= Adolfo Gutiérrez Arenas =

Spanish cellist

Adolfo Gutiérrez Arenas (born 1974 in Munich) is a Spanish cellist.

== Early life and studies ==
Adolfo Gutiérrez Arenas studied piano in Munich. At the age of 14, he started playing the cello and also studied in Spain. He graduated from the Reina Sofia School of Music under Frans Helmerson. Later he continued his violoncello studies with Lluis Claret. He participated in master courses with János Starker, Tsuyoshi Tsutsumi, David Geringas and Ralph Kirshbaum. Elías Arizcuren, Gary Hoffman and Bernard Greenhouse were also among his teachers. In 1999 he participated at the International Laureates Music Festival in Los Angeles. He received the Ravel prize as soloist and chamber musician in 2002.

== Artistic activities ==
In 2010 Adolfo Gutiérrez Arenas made his debut with the London Symphony Orchestra in the Ibermusica series in Madrid. There he performed Elgar's Cello Concerto. After that he got invitations from the Royal Philharmonic Orchestra under Charles Dutoit such as from the Orquesta Nacional de España under Ton Koopman and a recital invitation for the Mendelssohn Festival at Gewandhaus Leipzig.

For recital tours in the United States he performed in New York City, Boston, Dallas, San Diego, and Los Angeles. He also played in Amsterdam's Concertgebouw, Auditorio Nacional de Música in Madrid, Ford Theatre in Los Angeles, l’Auditorio and Palau de la Música in Barcelona, Bulgaria Hall in Sofia and Palacio Euskalduna in Bilbao. He had collaborations with conductors such as Edward Gardner, José Ramón Encinar, Roberto Minczuk, Pablo González, Anu Tali, Antoni Ros-Marbà and others.

As chamber musician he was a member of the Beethoven String Quartet, the Scarlatti Piano Quartet and Arizcuren String Trio. With these ensembles, he performed at many festivals and halls such as the Schleswig Holstein Festival in Germany, Ravinia Festival in Chicago, Thy Music Festival in Denmark, Palos Verdes Festival in California, Holland Music Sessions and Taos Music Festival in New Mexico.

In 2015 he made his US orchestral debut with Fort Worth Symphony under Miguel Harth-Bedoya.
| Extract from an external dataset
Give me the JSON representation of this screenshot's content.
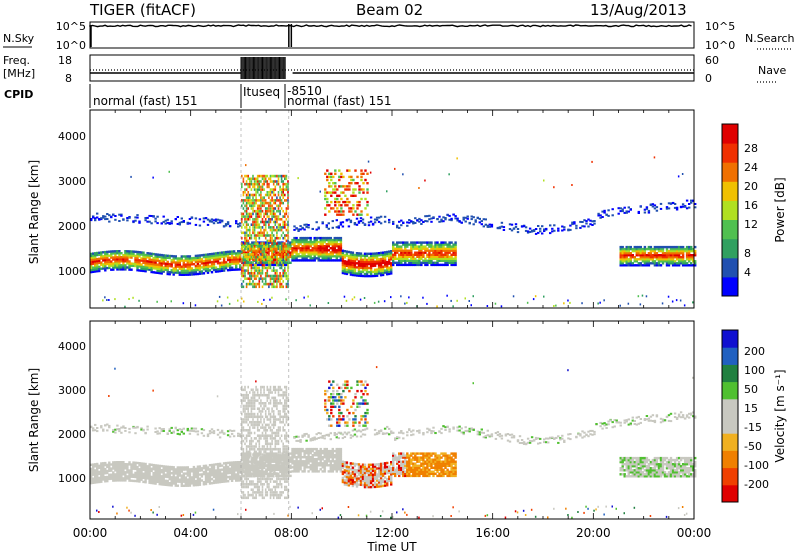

In 2016, he made his debut with the London Philharmonic Orchestra under Vladimir Jurowski and returned to the Orchesta Nacional de España to work with Krzysztof Penderecki. In Spain, Adolfo Gutiérrez Arenas regularly performs with orchestras like Bilbao Orkestra Sinfonikoa, Orquesta Sinfónica del Principado de Asturias and Orquesta Filarmónica de Málaga.

He gave his German orchestral debut with the Magdeburg Philharmonic under Kimbo Ishii in April 2018. He there played Édouard Lalo's Cello Concerto.

Adolfo Gutiérrez Arenas plays a Francesco Ruggeri, that was handcrafted in Cremona in 1673.

== Discography ==

- J.S. Bach: The Cello Suites (2008). Suites for solo cello BWV 1007–1012. Adolfo Gutiérrez Arenas. Published by Verso.
- Barber, Rachmaninov, Piazzolla (2013). Cello works. Luis Fernando Pérez (piano) and Adolfo Gutiérrez (violoncello). Published by Verso.
- Beethoven: The Cello Sonatas (2016). Adolfo Gutiérrez Arenas (cello) and Christopher Park (piano). Published by Sole Recordings.
- Dvořák: Cello Works (2019). Magdeburg Philharmonic, Adolfo G. Arenas (violoncello), Kimbo Ishii (conductor). Published by IBS Classical.